A heartbroken student sobbed that his girlfriend broke up with him..before
I could ask if he was ok, he asked if that meant he could break his lease?
This question is important to everyone! The broader question is, if you enter into a legal obligation are you allowed to cancel it because of a personal issue. The short answer is no, you can’t and a personal issue can seriously hurt your credit!
People forget that a lease is a legally binding contract, maybe because leases are so common. Everyone who signs the lease is bound to keep the promises they make in the lease. The student and his girlfriend signed the lease together as tenants and promised to pay the rent. They also each contributed to the security deposit.
This lease was for a one year term for one year to rent an apartment. The tenants major obligation under the lease was to make the monthly payments. The landlord’s major obligation was to provide the tenants, the exclusive right to possesses the apartment during that time.
Across the country, state law regulates landlord-tenant relations. Here in Florida, the Florida Statutes Section 83 does not allow tenant or landlord to break a legal obligation for personal reasons.
This makes sense because the landlord and tenant are depending on the promises of each other. The law upholds these promises and gives the landlord and tenants rights if the promises are broken.

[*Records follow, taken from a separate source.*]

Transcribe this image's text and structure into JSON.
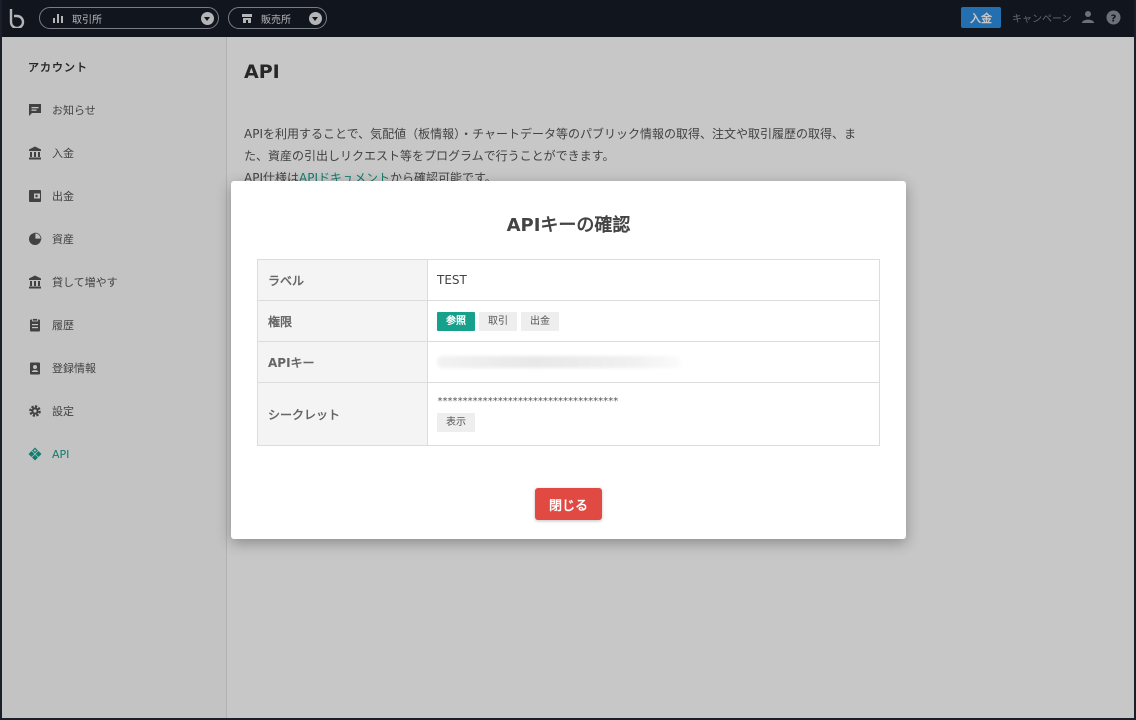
{
  "header": {
    "exchange_label": "取引所",
    "store_label": "販売所",
    "deposit_label": "入金",
    "campaign_label": "キャンペーン"
  },
  "sidebar": {
    "title": "アカウント",
    "items": [
      {
        "label": "お知らせ",
        "icon": "message-icon"
      },
      {
        "label": "入金",
        "icon": "bank-icon"
      },
      {
        "label": "出金",
        "icon": "wallet-icon"
      },
      {
        "label": "資産",
        "icon": "pie-chart-icon"
      },
      {
        "label": "貸して増やす",
        "icon": "bank-icon"
      },
      {
        "label": "履歴",
        "icon": "clipboard-icon"
      },
      {
        "label": "登録情報",
        "icon": "badge-icon"
      },
      {
        "label": "設定",
        "icon": "gear-icon"
      },
      {
        "label": "API",
        "icon": "api-icon",
        "active": true
      }
    ]
  },
  "main": {
    "title": "API",
    "desc_line1": "APIを利用することで、気配値（板情報）・チャートデータ等のパブリック情報の取得、注文や取引履歴の取得、ま",
    "desc_line2": "た、資産の引出しリクエスト等をプログラムで行うことができます。",
    "desc_line3_prefix": "API仕様は",
    "desc_line3_link": "APIドキュメント",
    "desc_line3_suffix": "から確認可能です。"
  },
  "modal": {
    "title": "APIキーの確認",
    "rows": {
      "label": {
        "header": "ラベル",
        "value": "TEST"
      },
      "permission": {
        "header": "権限",
        "tags": [
          "参照",
          "取引",
          "出金"
        ],
        "active_tag": "参照"
      },
      "api_key": {
        "header": "APIキー"
      },
      "secret": {
        "header": "シークレット",
        "value": "************************************",
        "show_label": "表示"
      }
    },
    "close_label": "閉じる"
  },
  "colors": {
    "accent": "#17a08c",
    "deposit": "#2d8fe0",
    "close": "#e04a42",
    "topbar": "#171b26"
  }
}
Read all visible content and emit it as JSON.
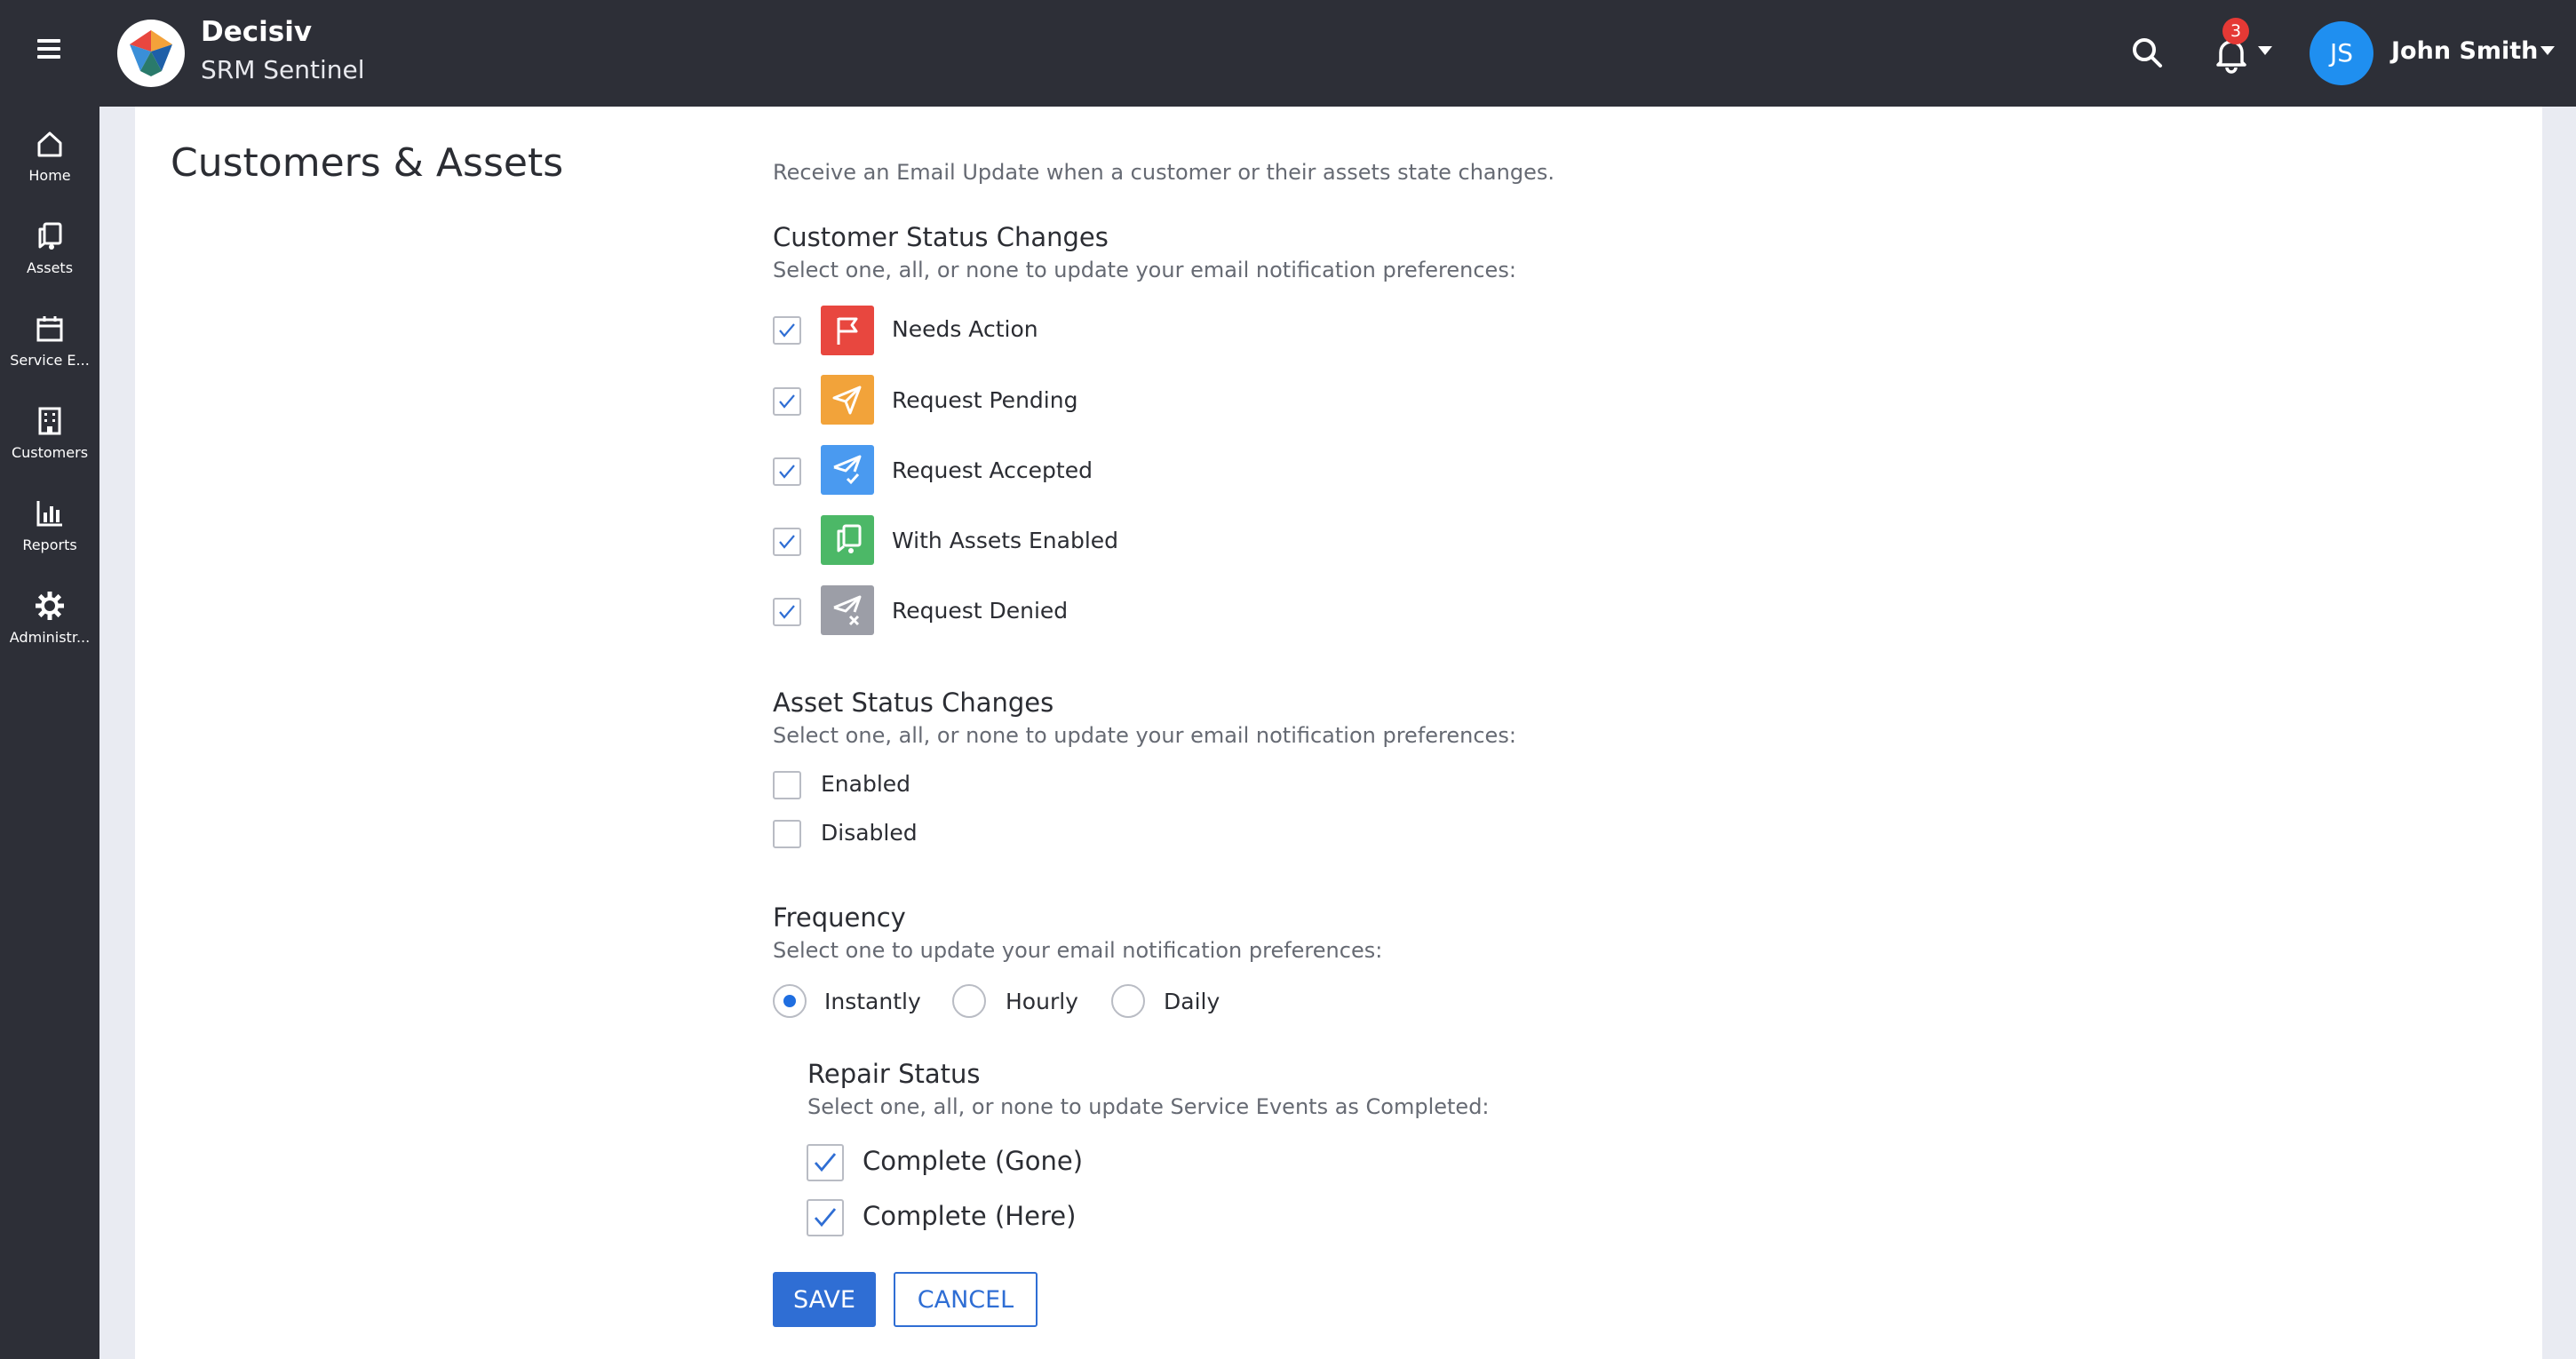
{
  "header": {
    "brand_name": "Decisiv",
    "brand_subtitle": "SRM Sentinel",
    "notification_count": "3",
    "user_initials": "JS",
    "user_name": "John Smith",
    "icons": [
      "menu-icon",
      "logo",
      "search-icon",
      "bell-icon",
      "caret-down-icon"
    ]
  },
  "sidebar": {
    "items": [
      {
        "label": "Home",
        "icon": "home-icon"
      },
      {
        "label": "Assets",
        "icon": "assets-icon"
      },
      {
        "label": "Service E...",
        "icon": "calendar-icon"
      },
      {
        "label": "Customers",
        "icon": "building-icon"
      },
      {
        "label": "Reports",
        "icon": "bar-chart-icon"
      },
      {
        "label": "Administr...",
        "icon": "gear-icon"
      }
    ]
  },
  "main": {
    "page_title": "Customers & Assets",
    "intro": "Receive an Email Update when a customer or their assets state changes.",
    "customer_status": {
      "title": "Customer Status Changes",
      "subtitle": "Select one, all, or none to update your email notification preferences:",
      "options": [
        {
          "label": "Needs Action",
          "checked": true,
          "icon": "flag-icon",
          "color": "#e8473f"
        },
        {
          "label": "Request Pending",
          "checked": true,
          "icon": "paper-plane-icon",
          "color": "#f2a33a"
        },
        {
          "label": "Request Accepted",
          "checked": true,
          "icon": "paper-plane-check-icon",
          "color": "#4a9af0"
        },
        {
          "label": "With Assets Enabled",
          "checked": true,
          "icon": "assets-icon",
          "color": "#4cb867"
        },
        {
          "label": "Request Denied",
          "checked": true,
          "icon": "paper-plane-x-icon",
          "color": "#9c9ea7"
        }
      ]
    },
    "asset_status": {
      "title": "Asset Status Changes",
      "subtitle": "Select one, all, or none to update your email notification preferences:",
      "options": [
        {
          "label": "Enabled",
          "checked": false
        },
        {
          "label": "Disabled",
          "checked": false
        }
      ]
    },
    "frequency": {
      "title": "Frequency",
      "subtitle": "Select one to update your email notification preferences:",
      "options": [
        {
          "label": "Instantly",
          "selected": true
        },
        {
          "label": "Hourly",
          "selected": false
        },
        {
          "label": "Daily",
          "selected": false
        }
      ]
    },
    "repair_status": {
      "title": "Repair Status",
      "subtitle": "Select one, all, or none to update Service Events as Completed:",
      "options": [
        {
          "label": "Complete (Gone)",
          "checked": true
        },
        {
          "label": "Complete (Here)",
          "checked": true
        }
      ]
    },
    "actions": {
      "save_label": "SAVE",
      "cancel_label": "CANCEL"
    }
  },
  "colors": {
    "chrome": "#2d2f37",
    "accent": "#2f6ed4",
    "badge": "#e53935",
    "avatar": "#1f8ff0"
  }
}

Think about the tenants, they would have been pissed off if during the term of the lease, the landlord decided for personal reasons not to allow them to possesses the apartment (remember the tenants spent the time to find
the right apartment, had moving costs and changed their mailing address and had a legally binding contract with the landlord!)
Think about the Landlord, she would be super upset if the tenants say they want to move out and stop paying the rent for personal reasons
(remember she spent money advertising the apartment, paying a real estate commission and she still has to pay her mortgage even if she or her tenants have personal problems and she has a legally binding contract with the tenants.)
Normally, there is nothing in a lease that permits a tenant to break the lease because of a break-up. Just to be sure, I asked the tenant to send me a copy of the lease.
This lease specifically addressed thesituation, it said “Resident shall not be released from this Lease on any grounds, including voluntary or involuntary school withdrawal or transfer, voluntary or involuntary business transfer, layoff or termination of employment, marriage, divorce, marriage reconciliation, loss of co-residents, bad health or any other reason...”
After I pointed this out, he told me he didn’t read the lease. I asked him, did you sign a document that you did not read and he said yes. FYI, this student had not yet taken my class where we learn in the first few hours the importance of reading contracts!
This is a major “NO –NO”. If you are an alumni of my class or a follower of my blog, I’ve taught you the importance of reading everything you sign even if the document is long and boring and even if the person who wants you to sign itsays its “standard and everyone else signs it.”
You always must know and understand what you are signing in a contract and if you don’t understand it you should ask questions! (the importance of reading contracts will be a topic for an upcoming blog!)
I told the student that he might want to try to get back together with this girlfriend because they were both obligated to pay the rent. He could also try to talk to the landlord, communication is important and sometimes this works out, but according to the lease contract the landlord had the right to keep their security deposit (over$1000) and to go after them to collect the remainder of the lease payments. This break- up could really hurt their credit.